次に熱電対と補償導線の中継の両接点に温度差がある場合を検証します。
例3)接点A・B間に温度差がある(中継に補償導線を使用)
例4)接点A・B間に温度差がある(中継に銅線を使用)
例3)と例4)の場合では、接点A・Bに40℃の温度差があります。
両接点間に温度差がある場合、例3)の補償導線であれば上記のゼーベック効果の原則から40℃の温度勾配分の熱起電力が発生し温度補償されますので、表示温度に正しく100℃と表示します。しかし例4)のように銅線を使用して中継した場合は、補償導線と違い両接点の温度差40℃の温度勾配分の熱起電力が発生せず、温度補償がされないため、測定温度と表示温度に誤差が発生してしましまいます。

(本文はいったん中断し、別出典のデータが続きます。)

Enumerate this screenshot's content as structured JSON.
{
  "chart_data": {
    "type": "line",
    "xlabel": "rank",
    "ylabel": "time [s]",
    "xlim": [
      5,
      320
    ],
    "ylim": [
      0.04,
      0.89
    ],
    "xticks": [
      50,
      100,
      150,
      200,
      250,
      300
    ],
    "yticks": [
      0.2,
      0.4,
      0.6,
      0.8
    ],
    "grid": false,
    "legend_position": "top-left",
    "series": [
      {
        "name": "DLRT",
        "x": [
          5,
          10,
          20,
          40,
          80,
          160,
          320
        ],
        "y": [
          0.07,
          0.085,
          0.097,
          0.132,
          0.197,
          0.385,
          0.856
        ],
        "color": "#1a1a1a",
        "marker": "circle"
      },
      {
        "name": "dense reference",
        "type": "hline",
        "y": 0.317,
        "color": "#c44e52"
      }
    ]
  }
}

例4)では銅線による温度補償が無い為、合計の熱起電力が約2458㎶になり、計器には実際の温度と違う60℃と表示されます。銅線を使用した場合に熱起電力が発生しないのは、『均質回路の法則』という原理によります。これは『接続する金属の対(ペア)が同質の金属線(均質な金属線)同士で接続しても熱起電力は発生しない』という法則で、銅線と銅線の両接点を繋げて、両接点に温度差を与えても、両方同質(均質)の金属のため熱起電力は発生しません。
逆に熱電対・補償導線の熱起電力導体は、対(ペア)が異種金属同士(例えばK熱電対であればクロメルとアルメル)のため、両端末を接続し、その両端末に温度差を与えると熱起電力が発生するゼーベック効果を利用して温度計測をしています。
■ まとめ:中継に銅線を使ってはいけない理由
今回ご紹介した4つの例を通して、以下のことがわかります。
-
中継点に温度差がなければ、銅線を使っても理論上は問題ない。
-
しかし、現場環境では中継点の温度が常に一定とは限らない。
-
わずかな温度差でも、銅線では起電力補償ができず、誤表示の原因になる。
このため、正確な温度測定を行うためには、必ず補償導線をご使用いただく必要があります。
特に長距離配線や温度変化の激しい現場では、影響が顕著に現れるため注意が必要です。
最後までお読みいただき、誠にありがとうございました。
今後とも、福電をどうぞよろしくお願いいたします。